Classé Monument Historique par arrêté du 28 décembre 1994, le hameau de Jousseau inclut des éléments protégés sous la référence cadastrale ZB 17. Bien que sa localisation exacte (43 Rue de Jousseau) soit documentée, la précision cartographique reste jugée satisfaisante (note 7/10). Le site n’est pas explicitement décrit comme ouvert au public, et aucune information n’est disponible sur d’éventuelles visites, locations ou hébergements. Les sources principales proviennent de la base Monumentum et des données Mérimée, associées au code Insee 39167 (commune de Cosges).

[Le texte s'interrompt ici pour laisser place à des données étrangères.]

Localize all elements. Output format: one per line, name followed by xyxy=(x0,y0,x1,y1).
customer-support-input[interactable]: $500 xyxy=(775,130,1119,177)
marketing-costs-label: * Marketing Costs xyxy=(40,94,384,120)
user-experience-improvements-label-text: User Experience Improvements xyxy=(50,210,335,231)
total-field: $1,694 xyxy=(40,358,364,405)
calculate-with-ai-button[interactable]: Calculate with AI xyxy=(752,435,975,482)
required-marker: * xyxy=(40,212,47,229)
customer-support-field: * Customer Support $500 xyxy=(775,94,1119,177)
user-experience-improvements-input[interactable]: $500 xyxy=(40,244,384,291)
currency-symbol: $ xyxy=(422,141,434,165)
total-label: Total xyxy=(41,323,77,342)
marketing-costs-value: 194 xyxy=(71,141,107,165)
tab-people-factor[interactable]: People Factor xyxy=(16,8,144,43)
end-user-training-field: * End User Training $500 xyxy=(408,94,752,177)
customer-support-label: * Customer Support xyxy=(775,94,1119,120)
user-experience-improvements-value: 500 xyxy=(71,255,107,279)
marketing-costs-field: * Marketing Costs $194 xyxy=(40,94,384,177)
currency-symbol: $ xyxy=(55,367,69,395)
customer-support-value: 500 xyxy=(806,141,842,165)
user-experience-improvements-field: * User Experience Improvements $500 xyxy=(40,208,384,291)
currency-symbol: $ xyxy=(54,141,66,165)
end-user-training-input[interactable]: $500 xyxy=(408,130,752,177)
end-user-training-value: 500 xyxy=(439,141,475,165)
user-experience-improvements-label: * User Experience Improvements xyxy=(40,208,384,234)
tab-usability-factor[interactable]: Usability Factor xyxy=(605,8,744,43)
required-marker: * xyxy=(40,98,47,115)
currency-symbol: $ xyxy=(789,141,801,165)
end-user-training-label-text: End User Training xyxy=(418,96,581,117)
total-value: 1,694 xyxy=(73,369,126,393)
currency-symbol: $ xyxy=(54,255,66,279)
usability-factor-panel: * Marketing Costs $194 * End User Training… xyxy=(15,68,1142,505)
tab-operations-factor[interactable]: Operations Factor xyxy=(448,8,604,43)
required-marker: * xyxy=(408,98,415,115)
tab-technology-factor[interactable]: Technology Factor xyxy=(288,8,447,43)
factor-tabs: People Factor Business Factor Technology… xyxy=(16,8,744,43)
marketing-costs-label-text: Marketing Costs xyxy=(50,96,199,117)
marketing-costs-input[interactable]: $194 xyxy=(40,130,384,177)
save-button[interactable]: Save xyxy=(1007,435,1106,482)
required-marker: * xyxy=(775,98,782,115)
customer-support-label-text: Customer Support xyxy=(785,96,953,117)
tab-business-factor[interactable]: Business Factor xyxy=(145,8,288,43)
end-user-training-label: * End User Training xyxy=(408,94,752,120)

À l’époque médiévale, les petites forteresses comme Jousseau jouaient un rôle clé dans le contrôle des territoires ruraux de Bourgogne-Franche-Comté. Elles servaient de refuges pour les populations locales, de centres administratifs pour les seigneurs, et de points de surveillance des axes de communication. La région, marquée par des conflits féodaux et des tensions entre comtés, voyait ces constructions se multiplier pour affirmer des pouvoirs locaux. Leur déclin progressif à partir du XVe siècle coïncide avec la centralisation du pouvoir royal et l’évolution des techniques militaires, rendant obsolètes ces modestes ensembles fortifiés.